Drawing is essential to Fabrizio Plessi’s work because, as the artist says, it allows him ‘to modify and invert the lapidary and static order of things’, and that is how, from drawing, he conceives his video installations. He similarly states that through drawing the artist can ‘overturn the very meaning of the work and extend its potential beyond circumscribed confines’. Thus, starting from the static nature of the sketch on paper, Fabrizio Plessi sees the flow of water, the main protagonist of his work. In the same way, first ‘to enter and exit endlessly, to and from the confines of preconstituted logic’, returning to the artist’s definition of drawing, and then the drawing breaks away from the two-dimensional limits of the paper and expands into space, where the artist materialises his work.
In addition to their remarkable quality, we are certainly delighted to have the opportunity to present these hundred drawings by Plessi, which make up the exhibition Bombay-Bombay: A Video Installation and One Hundred Drawings (1976-1992), because it is through this compact body of work that we can reach the deepest and most intimate sense of the artist’s oeuvre.

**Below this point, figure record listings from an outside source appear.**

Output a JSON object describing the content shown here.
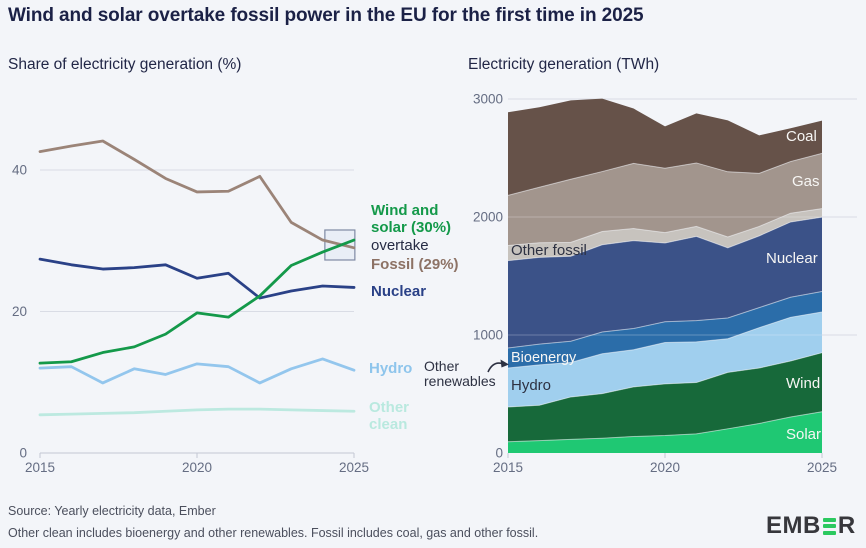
{
  "title": "Wind and solar overtake fossil power in the EU for the first time in 2025",
  "colors": {
    "background": "#f3f5f9",
    "grid": "#d9dce5",
    "axis": "#c3c8d4",
    "tick_text": "#656d83",
    "title_text": "#1b2146",
    "highlight_box_fill": "#e9eef6",
    "highlight_box_border": "#7e89a3",
    "wind_solar_green": "#14994a",
    "fossil_brown": "#8d7265",
    "nuclear_navy": "#2a4187",
    "hydro_blue": "#8ec5ec",
    "other_clean_mint": "#b9e9df",
    "logo_green": "#2bc95f"
  },
  "chart_data": [
    {
      "type": "line",
      "title": "Share of electricity generation (%)",
      "xlabel": "",
      "ylabel": "Share of electricity generation (%)",
      "x": [
        2015,
        2016,
        2017,
        2018,
        2019,
        2020,
        2021,
        2022,
        2023,
        2024,
        2025
      ],
      "x_ticks": [
        2015,
        2020,
        2025
      ],
      "y_ticks": [
        0,
        20,
        40
      ],
      "ylim": [
        0,
        52
      ],
      "grid": "horizontal",
      "series": [
        {
          "name": "Other clean",
          "color": "#bce9e0",
          "values": [
            5.4,
            5.5,
            5.6,
            5.7,
            5.9,
            6.1,
            6.2,
            6.2,
            6.1,
            6.0,
            5.9
          ]
        },
        {
          "name": "Hydro",
          "color": "#93c6ed",
          "values": [
            12.0,
            12.2,
            9.9,
            11.9,
            11.1,
            12.6,
            12.2,
            9.9,
            11.9,
            13.3,
            11.7
          ]
        },
        {
          "name": "Fossil",
          "color": "#9b8478",
          "values": [
            42.6,
            43.4,
            44.1,
            41.5,
            38.8,
            36.9,
            37.0,
            39.1,
            32.6,
            30.1,
            29.0
          ]
        },
        {
          "name": "Nuclear",
          "color": "#2a4187",
          "values": [
            27.4,
            26.6,
            26.0,
            26.2,
            26.6,
            24.7,
            25.4,
            21.9,
            22.9,
            23.6,
            23.4
          ]
        },
        {
          "name": "Wind and solar",
          "color": "#14994a",
          "values": [
            12.7,
            12.9,
            14.2,
            15.0,
            16.8,
            19.8,
            19.2,
            22.2,
            26.5,
            28.4,
            30.1
          ]
        }
      ],
      "legend": {
        "position": "right",
        "wind_solar": "Wind and solar (30%)",
        "overtake": "overtake",
        "fossil": "Fossil (29%)",
        "nuclear": "Nuclear",
        "hydro": "Hydro",
        "other_clean": "Other clean"
      },
      "highlight_box": {
        "year": 2024.55,
        "value": 29.4
      }
    },
    {
      "type": "area",
      "title": "Electricity generation (TWh)",
      "xlabel": "",
      "ylabel": "Electricity generation (TWh)",
      "x": [
        2015,
        2016,
        2017,
        2018,
        2019,
        2020,
        2021,
        2022,
        2023,
        2024,
        2025
      ],
      "x_ticks": [
        2015,
        2020,
        2025
      ],
      "y_ticks": [
        0,
        1000,
        2000,
        3000
      ],
      "ylim": [
        0,
        3000
      ],
      "grid": "horizontal",
      "stacked": true,
      "series": [
        {
          "name": "Solar",
          "color": "#1fc873",
          "values": [
            95,
            105,
            115,
            125,
            140,
            148,
            162,
            205,
            250,
            305,
            350
          ]
        },
        {
          "name": "Wind",
          "color": "#17693a",
          "values": [
            295,
            300,
            360,
            378,
            420,
            438,
            435,
            478,
            470,
            475,
            500
          ]
        },
        {
          "name": "Hydro",
          "color": "#a0cfee",
          "values": [
            330,
            342,
            292,
            338,
            315,
            350,
            345,
            285,
            342,
            370,
            345
          ]
        },
        {
          "name": "Bioenergy",
          "color": "#2b6da9",
          "values": [
            170,
            176,
            180,
            184,
            180,
            176,
            180,
            176,
            170,
            170,
            174
          ]
        },
        {
          "name": "Nuclear",
          "color": "#3b5288",
          "values": [
            740,
            735,
            720,
            740,
            745,
            668,
            714,
            595,
            608,
            638,
            630
          ]
        },
        {
          "name": "Other fossil",
          "color": "#c7c3be",
          "values": [
            128,
            124,
            118,
            112,
            102,
            88,
            84,
            92,
            80,
            74,
            72
          ]
        },
        {
          "name": "Gas",
          "color": "#a2958d",
          "values": [
            425,
            470,
            535,
            508,
            552,
            545,
            538,
            552,
            450,
            438,
            468
          ]
        },
        {
          "name": "Coal",
          "color": "#665249",
          "values": [
            705,
            678,
            668,
            618,
            465,
            355,
            420,
            436,
            322,
            282,
            278
          ]
        }
      ],
      "area_labels": {
        "coal": "Coal",
        "gas": "Gas",
        "other_fossil": "Other fossil",
        "nuclear": "Nuclear",
        "bioenergy": "Bioenergy",
        "hydro": "Hydro",
        "wind": "Wind",
        "solar": "Solar"
      },
      "annotation": {
        "other_renewables": "Other renewables"
      }
    }
  ],
  "footer": {
    "source": "Source: Yearly electricity data, Ember",
    "note": "Other clean includes bioenergy and other renewables. Fossil includes coal, gas and other fossil.",
    "logo_prefix": "EMB",
    "logo_suffix": "R"
  }
}
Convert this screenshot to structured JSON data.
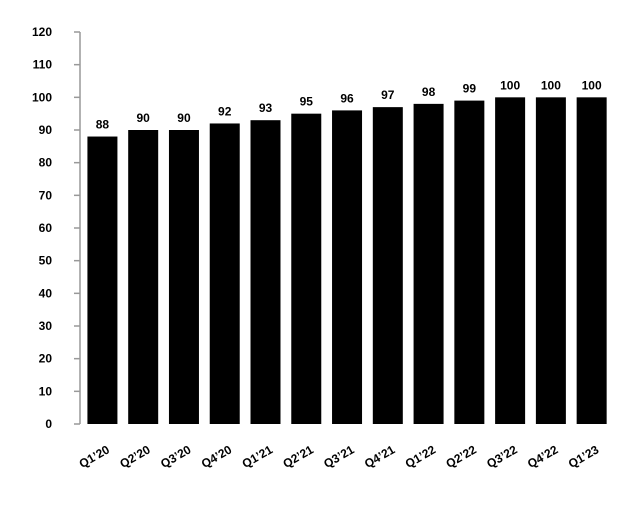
{
  "chart_data": {
    "type": "bar",
    "categories": [
      "Q1’20",
      "Q2’20",
      "Q3’20",
      "Q4’20",
      "Q1’21",
      "Q2’21",
      "Q3’21",
      "Q4’21",
      "Q1’22",
      "Q2’22",
      "Q3’22",
      "Q4’22",
      "Q1’23"
    ],
    "values": [
      88,
      90,
      90,
      92,
      93,
      95,
      96,
      97,
      98,
      99,
      100,
      100,
      100
    ],
    "color": "#000000",
    "ylim": [
      0,
      120
    ],
    "yticks": [
      0,
      10,
      20,
      30,
      40,
      50,
      60,
      70,
      80,
      90,
      100,
      110,
      120
    ],
    "grid": false
  }
}
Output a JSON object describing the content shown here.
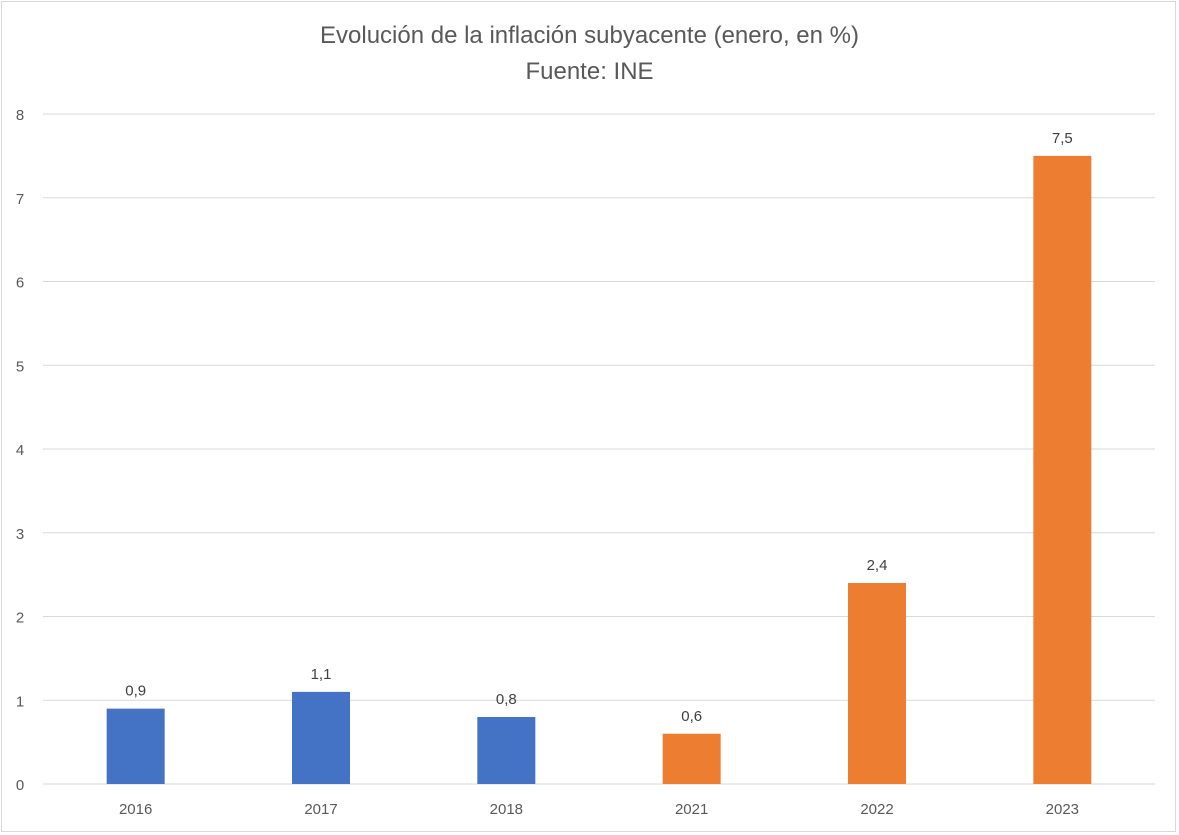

Nonetheless, this vision would have been somewhat incomplete without the presence of the final part of the journey, the finished work. It is for this reason that the installation Bombay-Bombay, one of Plessi’s most recent works, assumes a special significance, as it helps to show, in a general way, the entire evolutionary cycle in the gestation of his work, and at the same time gives us an integrating vision of it.